The Republican administration's rough 'n tough, "go it alone" approach has left them with a condition now requiring engagement of real bill-paying allies, who did not support the war, and the UN, in order to extricate themselves from a financial sink-hole that sucks on American resources well into the future. I've never seen an administration that spends so much time being wrong.

And, by the way, the WMD has not been found, and is therefore not secured. And the fighting continues with "somebody", and therefore the country is not pacified.

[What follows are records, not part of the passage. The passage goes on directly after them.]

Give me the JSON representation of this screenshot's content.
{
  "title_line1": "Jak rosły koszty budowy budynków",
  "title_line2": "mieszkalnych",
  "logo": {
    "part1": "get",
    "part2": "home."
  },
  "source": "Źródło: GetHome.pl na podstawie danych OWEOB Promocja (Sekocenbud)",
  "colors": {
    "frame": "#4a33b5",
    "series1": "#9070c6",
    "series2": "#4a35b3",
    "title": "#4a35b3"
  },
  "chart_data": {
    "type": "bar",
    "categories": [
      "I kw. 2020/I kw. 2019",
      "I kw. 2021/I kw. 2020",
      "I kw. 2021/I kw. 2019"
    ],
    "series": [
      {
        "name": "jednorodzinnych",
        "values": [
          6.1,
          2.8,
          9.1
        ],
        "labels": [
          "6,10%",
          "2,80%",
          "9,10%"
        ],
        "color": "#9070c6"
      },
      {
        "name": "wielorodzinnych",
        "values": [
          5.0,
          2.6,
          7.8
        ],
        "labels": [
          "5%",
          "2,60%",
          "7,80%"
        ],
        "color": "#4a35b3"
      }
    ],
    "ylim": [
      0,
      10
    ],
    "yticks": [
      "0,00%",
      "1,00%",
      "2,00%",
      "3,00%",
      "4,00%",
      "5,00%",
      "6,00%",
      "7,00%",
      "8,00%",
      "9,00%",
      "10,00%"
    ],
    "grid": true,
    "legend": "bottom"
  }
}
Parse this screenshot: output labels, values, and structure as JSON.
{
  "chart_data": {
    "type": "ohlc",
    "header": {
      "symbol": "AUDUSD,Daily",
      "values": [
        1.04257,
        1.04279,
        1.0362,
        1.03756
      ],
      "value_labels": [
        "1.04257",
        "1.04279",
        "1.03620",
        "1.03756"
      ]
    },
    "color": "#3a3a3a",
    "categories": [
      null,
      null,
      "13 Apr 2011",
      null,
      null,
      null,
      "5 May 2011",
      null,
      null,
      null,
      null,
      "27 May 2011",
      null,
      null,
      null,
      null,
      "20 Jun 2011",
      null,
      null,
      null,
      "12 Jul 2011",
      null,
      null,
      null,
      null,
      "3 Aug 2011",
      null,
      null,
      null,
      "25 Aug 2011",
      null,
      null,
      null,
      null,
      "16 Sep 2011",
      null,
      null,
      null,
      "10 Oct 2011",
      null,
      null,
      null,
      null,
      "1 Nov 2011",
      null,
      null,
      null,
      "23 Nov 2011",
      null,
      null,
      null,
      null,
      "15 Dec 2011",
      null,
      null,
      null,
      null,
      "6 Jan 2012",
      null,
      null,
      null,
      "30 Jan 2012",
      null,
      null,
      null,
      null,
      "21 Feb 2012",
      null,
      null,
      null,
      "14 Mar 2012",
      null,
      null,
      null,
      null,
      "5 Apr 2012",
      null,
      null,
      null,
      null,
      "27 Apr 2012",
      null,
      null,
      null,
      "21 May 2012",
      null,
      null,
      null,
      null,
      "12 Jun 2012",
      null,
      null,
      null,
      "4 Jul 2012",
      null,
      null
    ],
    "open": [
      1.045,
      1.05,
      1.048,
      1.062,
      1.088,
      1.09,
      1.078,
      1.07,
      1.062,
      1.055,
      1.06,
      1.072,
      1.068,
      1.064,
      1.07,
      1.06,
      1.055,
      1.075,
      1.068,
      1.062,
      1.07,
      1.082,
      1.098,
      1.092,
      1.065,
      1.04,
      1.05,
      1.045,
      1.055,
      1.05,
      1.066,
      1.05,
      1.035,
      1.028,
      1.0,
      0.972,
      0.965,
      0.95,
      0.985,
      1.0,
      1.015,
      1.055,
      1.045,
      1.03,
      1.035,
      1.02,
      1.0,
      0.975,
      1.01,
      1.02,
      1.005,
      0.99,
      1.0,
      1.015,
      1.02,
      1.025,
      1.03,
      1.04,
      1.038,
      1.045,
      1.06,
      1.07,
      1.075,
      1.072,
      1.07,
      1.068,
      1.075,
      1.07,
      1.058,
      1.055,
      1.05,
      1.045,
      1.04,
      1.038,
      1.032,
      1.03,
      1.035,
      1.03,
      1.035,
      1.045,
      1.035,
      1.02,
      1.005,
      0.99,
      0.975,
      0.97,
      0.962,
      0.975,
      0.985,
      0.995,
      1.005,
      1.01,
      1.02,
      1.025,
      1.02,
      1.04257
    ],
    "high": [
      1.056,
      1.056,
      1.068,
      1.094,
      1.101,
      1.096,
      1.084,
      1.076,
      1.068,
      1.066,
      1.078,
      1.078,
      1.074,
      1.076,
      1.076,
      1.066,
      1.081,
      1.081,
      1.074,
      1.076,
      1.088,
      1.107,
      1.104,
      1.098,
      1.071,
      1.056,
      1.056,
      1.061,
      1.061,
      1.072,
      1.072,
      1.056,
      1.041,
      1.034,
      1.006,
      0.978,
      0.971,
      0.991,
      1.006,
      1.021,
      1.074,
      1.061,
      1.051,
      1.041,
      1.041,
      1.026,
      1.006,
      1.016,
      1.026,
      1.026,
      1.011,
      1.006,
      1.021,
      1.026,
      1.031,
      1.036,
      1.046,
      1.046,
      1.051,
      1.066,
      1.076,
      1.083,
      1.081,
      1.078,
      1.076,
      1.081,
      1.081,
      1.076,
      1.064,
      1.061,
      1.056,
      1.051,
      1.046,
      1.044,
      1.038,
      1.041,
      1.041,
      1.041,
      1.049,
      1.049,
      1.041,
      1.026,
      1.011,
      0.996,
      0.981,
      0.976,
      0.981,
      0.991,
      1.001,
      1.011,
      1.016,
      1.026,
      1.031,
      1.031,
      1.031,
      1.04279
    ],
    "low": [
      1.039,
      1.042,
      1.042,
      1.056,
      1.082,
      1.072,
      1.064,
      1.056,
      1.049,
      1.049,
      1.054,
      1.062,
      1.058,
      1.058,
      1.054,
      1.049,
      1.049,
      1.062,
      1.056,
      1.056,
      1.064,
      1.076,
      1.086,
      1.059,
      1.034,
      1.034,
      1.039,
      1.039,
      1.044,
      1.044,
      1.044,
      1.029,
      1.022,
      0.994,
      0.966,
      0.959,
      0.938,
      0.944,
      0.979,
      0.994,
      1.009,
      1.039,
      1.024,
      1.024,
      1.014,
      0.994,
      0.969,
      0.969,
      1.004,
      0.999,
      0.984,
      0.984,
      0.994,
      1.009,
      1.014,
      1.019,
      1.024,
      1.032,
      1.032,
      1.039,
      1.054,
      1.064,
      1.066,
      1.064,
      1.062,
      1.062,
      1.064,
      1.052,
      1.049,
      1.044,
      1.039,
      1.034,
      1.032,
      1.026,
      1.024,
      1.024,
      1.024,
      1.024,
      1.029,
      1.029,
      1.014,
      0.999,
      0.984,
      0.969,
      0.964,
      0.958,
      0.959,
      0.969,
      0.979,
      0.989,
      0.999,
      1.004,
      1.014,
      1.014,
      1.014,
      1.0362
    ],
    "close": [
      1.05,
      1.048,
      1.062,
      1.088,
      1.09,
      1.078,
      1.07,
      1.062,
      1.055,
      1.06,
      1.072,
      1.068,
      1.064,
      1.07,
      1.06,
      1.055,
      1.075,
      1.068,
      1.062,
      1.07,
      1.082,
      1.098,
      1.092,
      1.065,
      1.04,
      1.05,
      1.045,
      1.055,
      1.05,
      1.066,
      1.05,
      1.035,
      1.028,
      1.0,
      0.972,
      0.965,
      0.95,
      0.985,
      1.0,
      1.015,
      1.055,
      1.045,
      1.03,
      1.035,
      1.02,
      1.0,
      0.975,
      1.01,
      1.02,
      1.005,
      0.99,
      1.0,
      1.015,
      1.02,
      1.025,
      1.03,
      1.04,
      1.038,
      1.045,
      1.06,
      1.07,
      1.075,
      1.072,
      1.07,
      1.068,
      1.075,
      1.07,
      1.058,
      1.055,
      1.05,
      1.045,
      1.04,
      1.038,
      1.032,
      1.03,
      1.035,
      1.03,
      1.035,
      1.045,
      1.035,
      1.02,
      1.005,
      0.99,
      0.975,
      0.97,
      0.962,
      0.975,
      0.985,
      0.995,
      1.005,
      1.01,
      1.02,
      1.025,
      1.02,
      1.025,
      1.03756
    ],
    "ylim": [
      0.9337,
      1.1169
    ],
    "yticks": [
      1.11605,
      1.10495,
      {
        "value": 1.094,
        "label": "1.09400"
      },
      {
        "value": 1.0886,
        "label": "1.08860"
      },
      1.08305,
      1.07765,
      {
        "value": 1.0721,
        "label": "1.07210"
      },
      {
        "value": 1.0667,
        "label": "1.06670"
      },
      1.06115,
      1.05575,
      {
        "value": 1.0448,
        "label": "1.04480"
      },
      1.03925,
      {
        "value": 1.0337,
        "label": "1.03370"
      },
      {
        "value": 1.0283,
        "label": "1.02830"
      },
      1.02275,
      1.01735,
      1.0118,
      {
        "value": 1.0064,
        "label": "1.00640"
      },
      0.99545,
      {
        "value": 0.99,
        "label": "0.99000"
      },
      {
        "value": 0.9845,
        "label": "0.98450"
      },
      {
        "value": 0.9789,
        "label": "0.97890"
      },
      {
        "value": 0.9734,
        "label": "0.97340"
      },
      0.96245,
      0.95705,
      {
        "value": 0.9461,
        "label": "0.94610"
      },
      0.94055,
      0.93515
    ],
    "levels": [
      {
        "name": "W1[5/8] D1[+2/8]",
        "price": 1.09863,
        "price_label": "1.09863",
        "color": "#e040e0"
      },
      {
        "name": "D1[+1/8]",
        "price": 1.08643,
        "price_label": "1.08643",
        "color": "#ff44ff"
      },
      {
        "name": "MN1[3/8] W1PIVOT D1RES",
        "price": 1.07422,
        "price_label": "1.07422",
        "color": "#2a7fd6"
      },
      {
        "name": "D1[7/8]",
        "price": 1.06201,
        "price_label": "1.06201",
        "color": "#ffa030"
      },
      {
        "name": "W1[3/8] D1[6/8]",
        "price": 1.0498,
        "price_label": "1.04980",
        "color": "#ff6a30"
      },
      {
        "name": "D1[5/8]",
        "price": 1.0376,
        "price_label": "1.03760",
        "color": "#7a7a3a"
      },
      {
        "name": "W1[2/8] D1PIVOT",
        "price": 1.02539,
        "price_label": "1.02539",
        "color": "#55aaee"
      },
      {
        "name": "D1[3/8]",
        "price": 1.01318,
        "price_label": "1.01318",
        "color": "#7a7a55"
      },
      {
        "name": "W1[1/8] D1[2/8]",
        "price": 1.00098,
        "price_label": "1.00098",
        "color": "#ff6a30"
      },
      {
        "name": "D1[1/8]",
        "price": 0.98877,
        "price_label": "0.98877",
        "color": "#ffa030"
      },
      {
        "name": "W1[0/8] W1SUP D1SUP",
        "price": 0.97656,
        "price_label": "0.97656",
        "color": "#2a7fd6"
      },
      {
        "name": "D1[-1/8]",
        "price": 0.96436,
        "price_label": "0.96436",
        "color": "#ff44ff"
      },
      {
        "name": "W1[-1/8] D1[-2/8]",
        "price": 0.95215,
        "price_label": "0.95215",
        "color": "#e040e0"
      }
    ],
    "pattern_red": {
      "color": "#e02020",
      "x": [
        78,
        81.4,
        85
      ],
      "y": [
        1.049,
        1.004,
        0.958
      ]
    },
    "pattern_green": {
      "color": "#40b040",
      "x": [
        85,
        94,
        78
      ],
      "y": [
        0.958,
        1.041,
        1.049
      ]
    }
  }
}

So, even here, where is this great Republican success?

From the article:

"A Heritage Foundation study by Ariel Cohen and Gerald O'Driscoll argued, "The Bush administration should provide leadership and guidance for the future Iraqi government ... (including) a massive, orderly and transparent privatization of state-owned enterprises, especially the restructuring and privatization of the oil sector."

Commented John B. Judis in The New Republic Jan. 20, "The study has been well-received by administration neo-conservatives."

And according to reports by Jamie Dettmer in Insight magazine and Judis in The New Republic, Eliott Abrams, now senior director for Near East and North African Affairs on the National Security Council, even authored a proposal in December calling for U.S. rather than U.N. management of Iraq's oil fields after U.S. conquest (or liberation) and occupation.

Neo-conservative pundits with equal faith and fervor argued that Iraqi oil revenues would finance the country's own reconstruction after the war and that they could even be used to offset some U.S. military operating costs, surely a cheap price to pay for liberating the Iraqi people from the terrible yoke of President Saddam Hussein?

But it hasn't worked out that way.

The cost of the war itself exceed previous public projections from the office of the Secretary of Defense. At an April 16 news conference, Pentagon comptroller Dov Zakheim acknowledged that the cost of the war to that point came to $10 billion-$12 billion. But the cost of returning troops to base would be another $5 billion-$7 billion, plus another $9 billion for the 3-1/2 weeks of combat operations, bringing the total cost at that point to between $24 billion-$28 billion."